Bu kitap benim Barış Bıçakçı ile ilk tanışma aracım. Yazarın güçlü, akıcı, gerçek anlatımıyla romanın içinde akmanız ve nasıl başlayıp bittiğini anlayamadan okuyuvermeniz çok olası.
Kitap açılışı “Her şeyin geçip gittiğine, yaşadıklarımızın geçmişte kaldığına kim inandırabilir bizi? Anılarımızı avuç dolusu su gibi her sabah yüzümüze çarpmanın işe yaramayacağına kim inandırabilir?” pasajıyla yapıyor ve bizi bir yüzleşme hikayesi ile buluşturacağının sinyalini veriyor.
Gelelim kitabın konusuna… Kapağında da yazdığı üzere “İki yakın arkadaşın aynı kadına âşık olması ve kahvaltıda peynirin üzerine reçel sürebilme iştahı” na şahitlik ediyoruz.
Çocukluk arkadaşı olan Ender ve Çetin’in yine çocukluktan bu yana yakın arkadaşları Fikret’in trafik kazasında anne ve babasını kaybederek yalnız kalan kız kardeşi Nihal ile aynı evi paylaşması ile gelişen yaşantıları okuyoruz. İlk başlarda uzak olan bu üçlü arasında git gide farklı bir yakınlık kurulur, fakat bu yakınlığın her biri için anlamı bambaşkadır.
Kitap filmleştirilmiş
Kitap 167 sayfadan oluşuyor. Hafta sonu okuyup bitirmek, keyifli zaman geçirmek için iyi bir seçenek olabilir.
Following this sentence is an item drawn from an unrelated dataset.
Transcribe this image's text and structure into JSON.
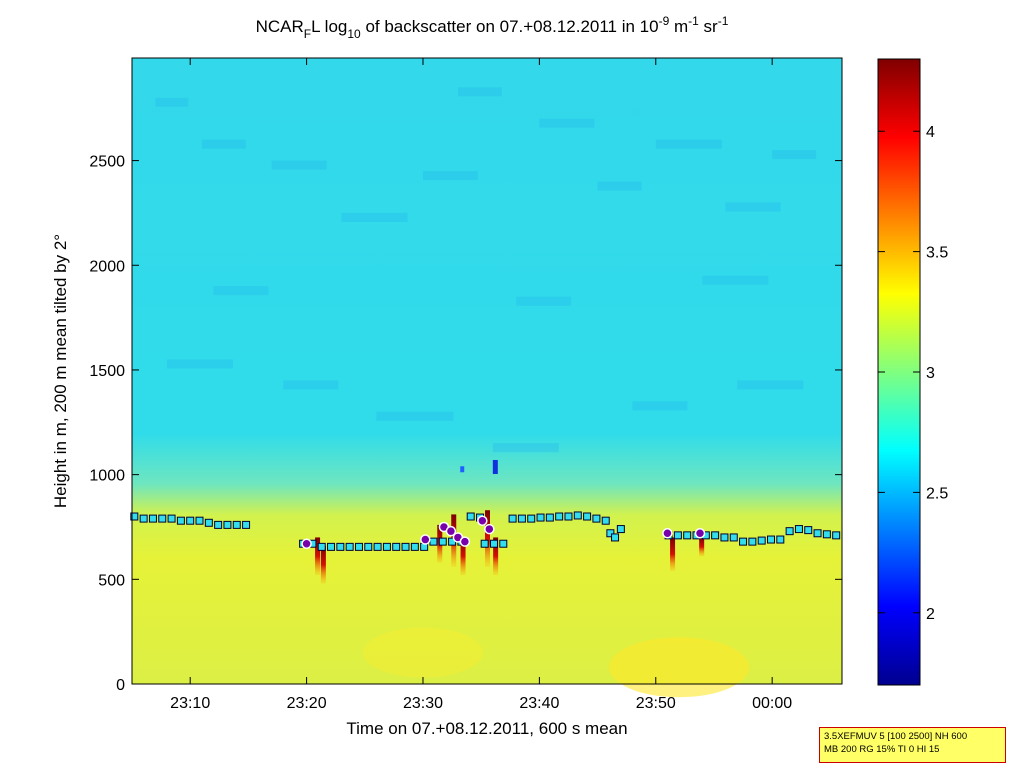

Bu arada 2011 yılında kitap aynı “Bizim Büyük Çaresizliğimiz” ismi ile filmleştirilmiş. Filmi ben de henüz izlemedim. Yönetmen koltuğunda Seyfi Teoman oturuyor. Filmi de en yakın zamanda izleyeceğim. Kitabı severseniz belki siz de izlersiniz:)
Son bir alıntı ile yazıyı kapatayım. “Yaşamak aslında birbirinden kopuk yaşantılar arasında bağlantılar kurmaktır.”